Obama: Democrats will hold the Senate

President Obama predicted that Democrats would be able to hold majority control of the Senate in the critical midterm elections this November and touted his record of fixing the economy as better than any other world leader’s.

“I can put my record against any other leader around the world in terms of digging ourselves out of a terrible, almost unprecedented financial crisis,” Obama told Steve Kroft of CBS’ “60 Minutes” in part of an interview that aired Sunday night.

Just moments later, Kroft flatly asked if he thought Democrats would be able to keep control of the Senate.

“Yes, I do,” the president stated.

In recent months, Obama’s poll numbers have sunk to some of the lowest in his six-year tenure. A RealClearPolitics.com average of recent polls shows that just 41 percent of the public approves of the job he is doing while 54 percent disapprove.

Pressed on whether his poll numbers would translate in Democratic losses at the polls, he borrowed a revamped phrase from former President Reagan’s re-election campaign to drive his point home.

“Ronald Reagan used to ask the question, ‘Are you better off than you were four years ago?’” he said. “In this case, are you better off than you were in six? And the answer is, the country is definitely better off than we were when I came into office.”

He agreed with Kroft that many people don’t feel better of because “incomes and wages are not going up.”

“There are solutions for that,” Obama said. “If we raise the minimum wage, if we make sure women are getting paid same as men for doing the same work, if we are rebuilding our infrastructure, if we are doing more to invest in job training so people are able to get those jobs that are out there.”

Manufacturing in the country, he said, is rebounding and not just in the auto industry.

“You are starting to see reinvestment here in the United States,” he said. “For the first time in a long time, the place to invest isn’t China, it’s the United States.”

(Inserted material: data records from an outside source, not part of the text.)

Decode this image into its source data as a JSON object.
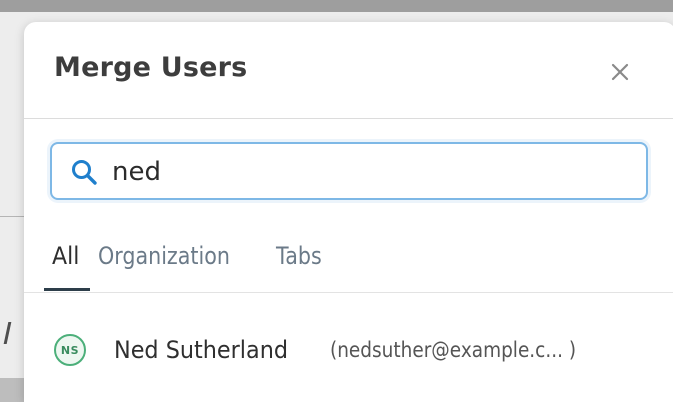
{
  "dialog": {
    "title": "Merge Users",
    "close_icon": "close-icon"
  },
  "search": {
    "icon": "search-icon",
    "value": "ned",
    "placeholder": ""
  },
  "tabs": [
    {
      "label": "All",
      "active": true
    },
    {
      "label": "Organization",
      "active": false
    },
    {
      "label": "Tabs",
      "active": false
    }
  ],
  "results": [
    {
      "initials": "NS",
      "name": "Ned Sutherland",
      "email": "(nedsuther@example.c... )"
    }
  ],
  "colors": {
    "title": "#3d3d3d",
    "search_border": "#7eb8e6",
    "search_icon": "#1f7fcc",
    "tab_active_underline": "#2d3e4a",
    "tab_inactive": "#6b7a88",
    "avatar_border": "#4caf7a"
  }
}
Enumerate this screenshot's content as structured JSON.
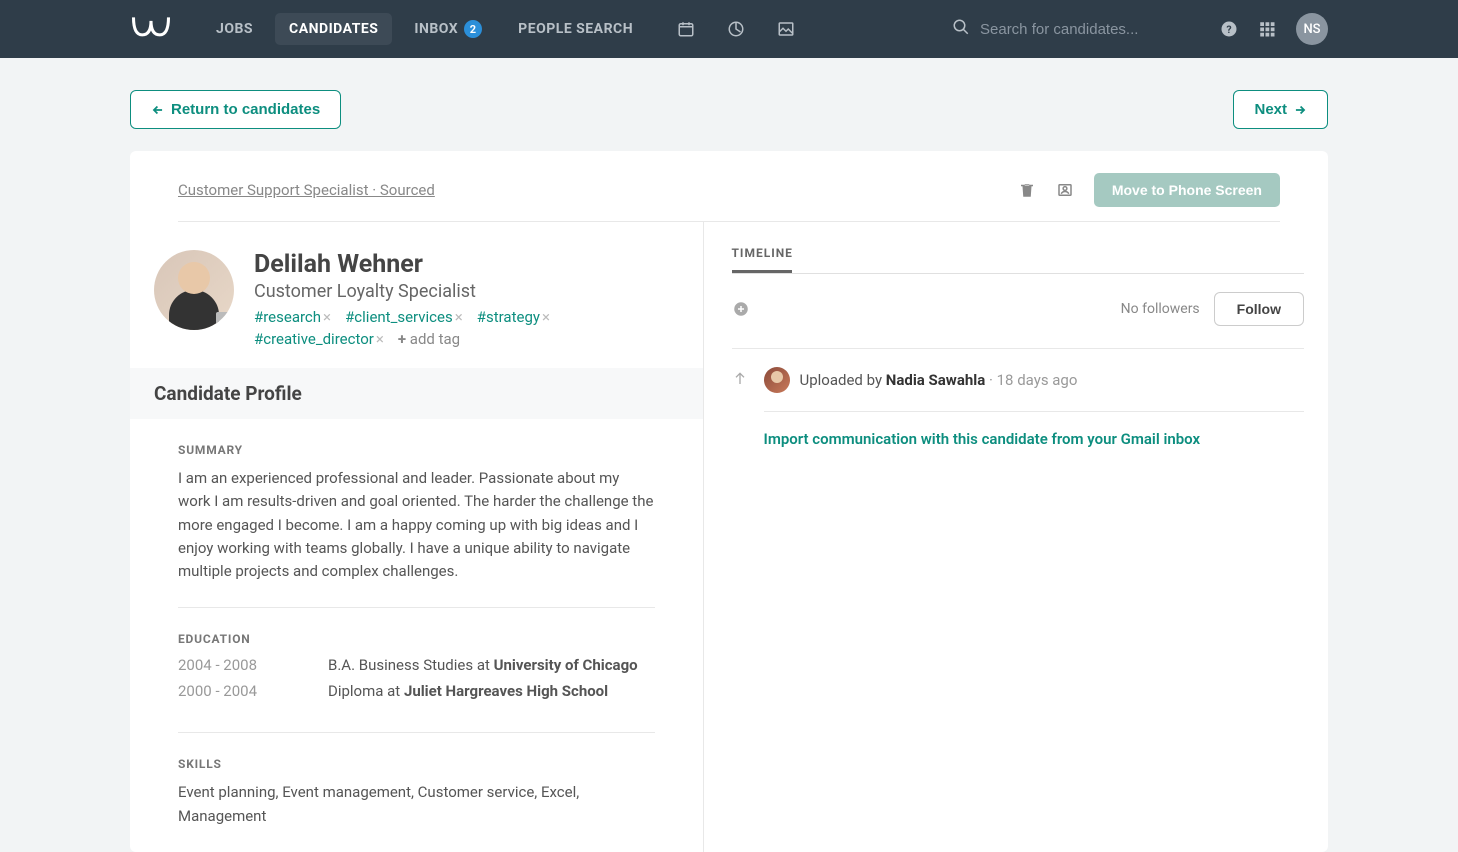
{
  "header": {
    "nav": {
      "jobs": "JOBS",
      "candidates": "CANDIDATES",
      "inbox": "INBOX",
      "inbox_badge": "2",
      "people_search": "PEOPLE SEARCH"
    },
    "search_placeholder": "Search for candidates...",
    "user_initials": "NS"
  },
  "actions": {
    "return": "Return to candidates",
    "next": "Next"
  },
  "card_header": {
    "breadcrumb": "Customer Support Specialist · Sourced",
    "move_button": "Move to Phone Screen"
  },
  "candidate": {
    "name": "Delilah Wehner",
    "title": "Customer Loyalty Specialist",
    "tags": [
      "#research",
      "#client_services",
      "#strategy",
      "#creative_director"
    ],
    "add_tag": "add tag"
  },
  "profile": {
    "heading": "Candidate Profile",
    "summary_label": "SUMMARY",
    "summary_text": "I am an experienced professional and leader. Passionate about my work I am results-driven and goal oriented. The harder the challenge the more engaged I become. I am a happy coming up with big ideas and I enjoy working with teams globally. I have a unique ability to navigate multiple projects and complex challenges.",
    "education_label": "EDUCATION",
    "education": [
      {
        "years": "2004 - 2008",
        "degree": "B.A. Business Studies at ",
        "school": "University of Chicago"
      },
      {
        "years": "2000 - 2004",
        "degree": "Diploma at ",
        "school": "Juliet Hargreaves High School"
      }
    ],
    "skills_label": "SKILLS",
    "skills_text": "Event planning, Event management, Customer service, Excel, Management"
  },
  "timeline": {
    "label": "TIMELINE",
    "no_followers": "No followers",
    "follow": "Follow",
    "uploaded_prefix": "Uploaded by ",
    "uploaded_by": "Nadia Sawahla",
    "uploaded_ago": " · 18 days ago",
    "import_link": "Import communication with this candidate from your Gmail inbox"
  }
}
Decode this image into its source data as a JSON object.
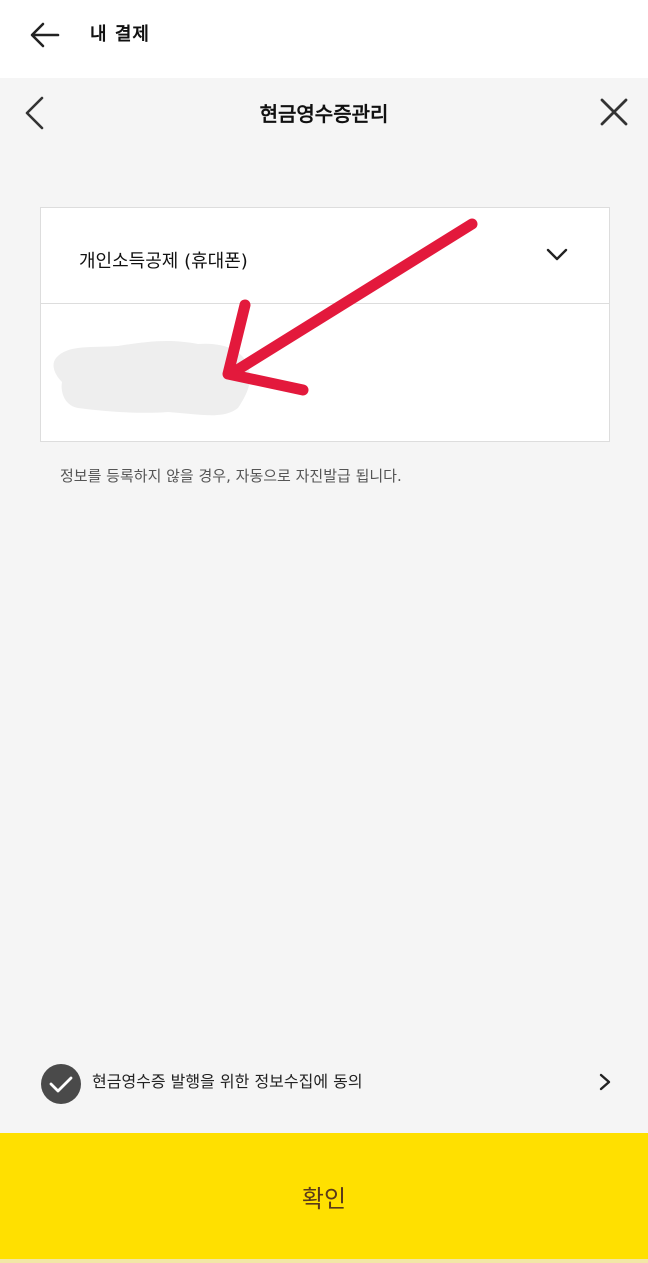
{
  "top_bar": {
    "title": "내 결제"
  },
  "nav_bar": {
    "title": "현금영수증관리"
  },
  "receipt_form": {
    "type_select_value": "개인소득공제 (휴대폰)",
    "phone_input_value": "",
    "notice": "정보를 등록하지 않을 경우, 자동으로 자진발급 됩니다."
  },
  "consent": {
    "label": "현금영수증 발행을 위한 정보수집에 동의",
    "checked": true
  },
  "confirm": {
    "label": "확인"
  },
  "colors": {
    "confirm_bg": "#ffe000",
    "confirm_text": "#5a3a1a",
    "arrow_annotation": "#e3193c",
    "check_bg": "#4a4a4a",
    "background": "#f5f5f5"
  },
  "icons": {
    "top_back": "arrow-left-icon",
    "nav_back": "chevron-left-icon",
    "nav_close": "close-icon",
    "select": "chevron-down-icon",
    "consent_check": "check-circle-icon",
    "consent_more": "chevron-right-icon"
  }
}
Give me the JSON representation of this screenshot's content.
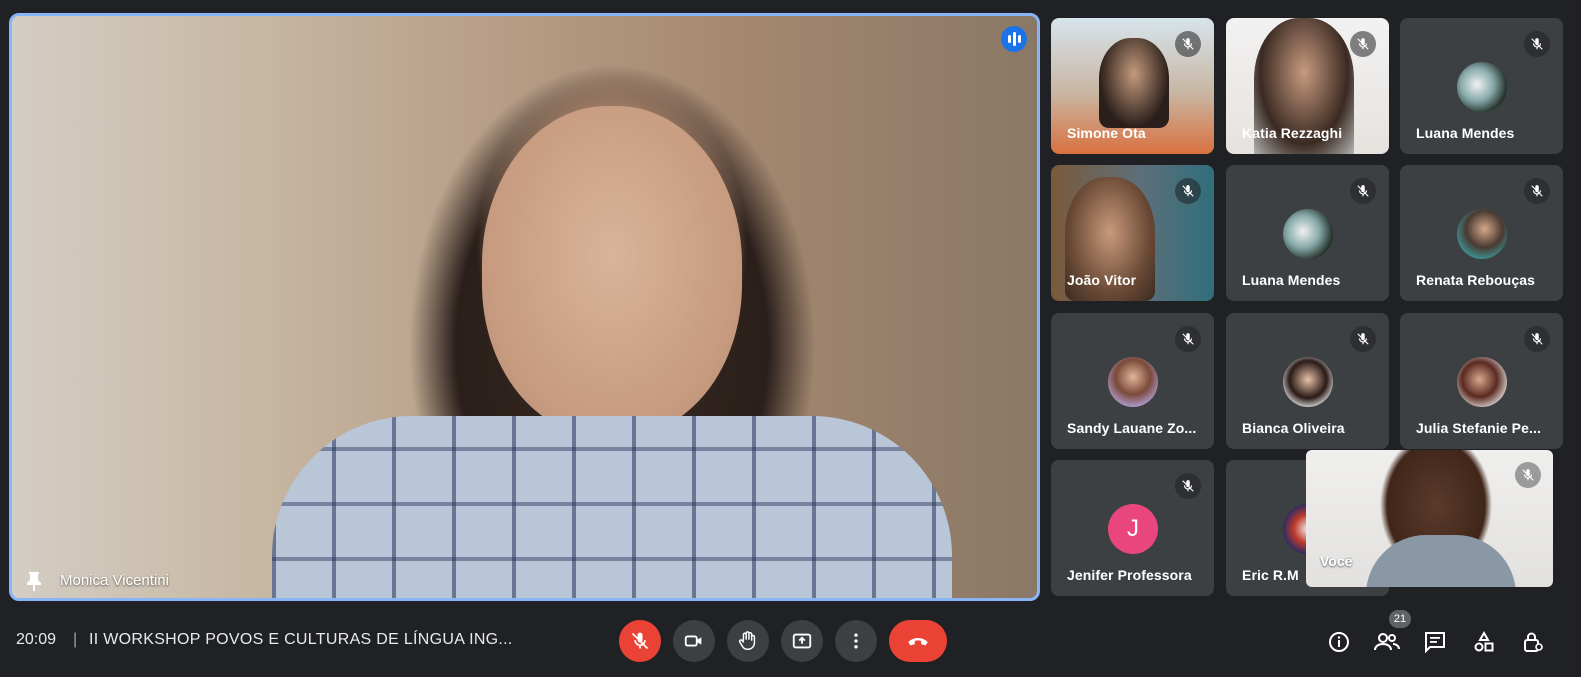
{
  "main_speaker": {
    "name": "Monica Vicentini"
  },
  "participants": [
    {
      "name": "Simone Ota",
      "type": "video"
    },
    {
      "name": "Katia Rezzaghi",
      "type": "video"
    },
    {
      "name": "Luana Mendes",
      "type": "avatar"
    },
    {
      "name": "João Vitor",
      "type": "video"
    },
    {
      "name": "Luana Mendes",
      "type": "avatar"
    },
    {
      "name": "Renata Rebouças",
      "type": "avatar"
    },
    {
      "name": "Sandy Lauane Zo...",
      "type": "avatar"
    },
    {
      "name": "Bianca Oliveira",
      "type": "avatar"
    },
    {
      "name": "Julia Stefanie Pe...",
      "type": "avatar"
    },
    {
      "name": "Jenifer Professora",
      "type": "letter",
      "letter": "J"
    },
    {
      "name": "Eric R.M",
      "type": "avatar"
    }
  ],
  "self_view": {
    "name": "Você"
  },
  "bottom_bar": {
    "time": "20:09",
    "separator": "|",
    "meeting_title": "II WORKSHOP POVOS E CULTURAS DE LÍNGUA ING...",
    "participant_count": "21"
  },
  "icons": {
    "mic": "mic-off-icon",
    "camera": "videocam-icon",
    "hand": "raise-hand-icon",
    "present": "present-screen-icon",
    "more": "more-vert-icon",
    "leave": "call-end-icon",
    "info": "info-icon",
    "people": "people-icon",
    "chat": "chat-icon",
    "activities": "activities-icon",
    "host": "host-controls-icon"
  },
  "colors": {
    "accent": "#8ab4f8",
    "danger": "#ea4335",
    "surface": "#3c4043",
    "background": "#202124"
  }
}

Obama also said his policies have helped produce the “longest run of uninterrupted private-sector growth” in the country’s history.

Unemployment, he said, went from 10 percent, when he came into office, to 6.1 percent.

“We have seen deficits cut by more than half, corporate balance sheets are probably the best they’ve been for the last several decades,” he said. “We are producing more energy than we have than every before — we are producing more clean energy than we ever have before.”